Quince Therapeutics’ novel method of delivering steroids in a patient’s own red blood cells has turned out to be a bust in ataxia-telangiectasia (A-T), a rare inherited disorder.
A pivotal phase 3 trial of the company’s lead asset, dexamethasone-containing eDSP, has failed to meet both its primary and secondary endpoints, Quince said late this week.
The company’s stock price on Nasdaq plummeted more than 90% on the news, closing at $0.27 per share Thursday.
Quince will cease clinical development of eDSP and “[i]ntends to preserve cash and explore available options,” the company said in a Jan. 29 release.
As of the end of September, Quince had cash, cash equivalents and short-term investments of $26.3 million, which the company expected could support its operations into the second quarter of 2026, according to its third-quarter report.
A-T, also known as Louis-Bar syndrome, is a rare genetic disease that affects the nervous system and the immune system. Caused by mutations in the ATM gene, the disease begins in early childhood with the first signs being unsteady movements and poor coordination (ataxia). Another main characteristic of the condition is small clusters of dilated blood vessels in the eyes and on the skin (telangiectasia). Most patients with the condition live up to 30 years of age as infections and cancer develop. Citing IQVIA data, Quince noted that about 4,600 patients are diagnosed with A-T in the U.S.
No approved therapeutic treatments currently exist for A-T. Corticosteroids such as dexamethasone have shown some benefits in improving neurological functioning in A-T, but their long-term use is limited by toxicity.
Quince developed eDSP, also known as EryDex, using its autologous intracellular drug encapsulation (AIDE) platform. The technology involves harvesting a patient’s own red blood cells, adding dexamethasone sodium phosphate through the cells’ porous membranes, and using hypertonic solutions so the cells can encapsulate the drug for administration back into the patient. Dexamethasone is then expected to be slowly released into circulation. The goal is to reduce toxicity related to frequent high dose treatment with steroids, while maximizing drug exposure to maintain its anti-inflammatory effects.
To test eDSP in A-T, Quinch launched the placebo-controlled phase 3 Neat study, which enrolled 105 patients, including 83 6- to 9-year-olds in the primary analysis population. Patients were given six infusions scheduled once every 21 to 30 days. The trial’s primary endpoint evaluated patients’ change from baseline to last efficacy visit at Month 6 using the Rescored modified International Cooperative Ataxia Rating Scale (RmICARS) between eDSP and placebo.

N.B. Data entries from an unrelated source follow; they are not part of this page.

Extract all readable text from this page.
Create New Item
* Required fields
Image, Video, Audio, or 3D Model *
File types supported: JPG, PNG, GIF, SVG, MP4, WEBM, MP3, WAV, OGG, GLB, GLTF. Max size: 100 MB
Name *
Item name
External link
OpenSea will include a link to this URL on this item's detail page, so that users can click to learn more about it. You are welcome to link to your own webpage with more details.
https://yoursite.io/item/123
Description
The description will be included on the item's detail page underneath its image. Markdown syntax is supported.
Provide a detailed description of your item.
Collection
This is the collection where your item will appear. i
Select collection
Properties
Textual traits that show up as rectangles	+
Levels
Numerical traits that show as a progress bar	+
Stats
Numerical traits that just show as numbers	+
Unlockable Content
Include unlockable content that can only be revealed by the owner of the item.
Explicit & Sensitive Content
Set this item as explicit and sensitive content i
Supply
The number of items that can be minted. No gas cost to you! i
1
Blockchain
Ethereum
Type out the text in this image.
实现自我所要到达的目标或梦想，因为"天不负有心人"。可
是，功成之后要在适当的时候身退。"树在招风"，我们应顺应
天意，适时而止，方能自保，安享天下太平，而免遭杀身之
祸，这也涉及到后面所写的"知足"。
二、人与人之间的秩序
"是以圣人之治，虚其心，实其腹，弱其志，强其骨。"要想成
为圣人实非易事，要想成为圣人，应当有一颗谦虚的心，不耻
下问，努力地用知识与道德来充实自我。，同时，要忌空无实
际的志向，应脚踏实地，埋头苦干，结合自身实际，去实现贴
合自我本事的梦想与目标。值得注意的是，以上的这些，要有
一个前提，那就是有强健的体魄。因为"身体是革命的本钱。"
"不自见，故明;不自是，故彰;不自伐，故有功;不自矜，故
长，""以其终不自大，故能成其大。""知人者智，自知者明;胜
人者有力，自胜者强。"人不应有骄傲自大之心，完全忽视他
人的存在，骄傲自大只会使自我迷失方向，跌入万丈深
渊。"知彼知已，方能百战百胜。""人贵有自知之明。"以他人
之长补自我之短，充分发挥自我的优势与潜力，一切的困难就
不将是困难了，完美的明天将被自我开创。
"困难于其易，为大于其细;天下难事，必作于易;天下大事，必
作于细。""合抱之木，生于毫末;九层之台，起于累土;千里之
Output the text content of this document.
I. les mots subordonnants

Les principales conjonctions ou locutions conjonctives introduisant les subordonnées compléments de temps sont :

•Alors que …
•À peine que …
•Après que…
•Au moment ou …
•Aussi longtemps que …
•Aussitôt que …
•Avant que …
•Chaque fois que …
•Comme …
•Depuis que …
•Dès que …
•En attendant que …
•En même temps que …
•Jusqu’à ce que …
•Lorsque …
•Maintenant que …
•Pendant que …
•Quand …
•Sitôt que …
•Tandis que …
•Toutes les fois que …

The study did not meet that endpoint, as the mean change was 0.94 for eDSP and 2.24 for placebo, with a p-value of 0.0851. A higher RmICARS score indicates greater disease severity of ataxia impairment.
The study was powered at approximately 90% to test for a statistically significant difference between eDSP and placebo on the primary endpoint, Quince’s CEO and chief medical officer, Dirk Thye, M.D., said in the company’s third-quarter report in November. At that time, Thye expressed confidence in a successful readout, citing a go-ahead from an independent data monitoring committee following a safety analysis and all trial participants’ decision to enroll in an open-label extension study.
On the trial’s secondary endpoint of improvement in Clinical Global Impression of Severity, also measured from baseline to Month 6, the p-value was 0.522, which, again, was not statistically significant.
“eDSP was generally well tolerated and there were no clinically meaningful safety concerns identified,” Quince said.
Neat was launched after another phase 3 trial, Attest, failed to show a benefit for Quince’s intra-erythrocyte approach in a wide age group.
But a subgroup analysis found that children ages 6 to 9 years appeared to benefit from a high dose of the drug. In addition, the study authors also cited the pandemic as a possible reason for the flop, as many patients had delayed or missed treatments.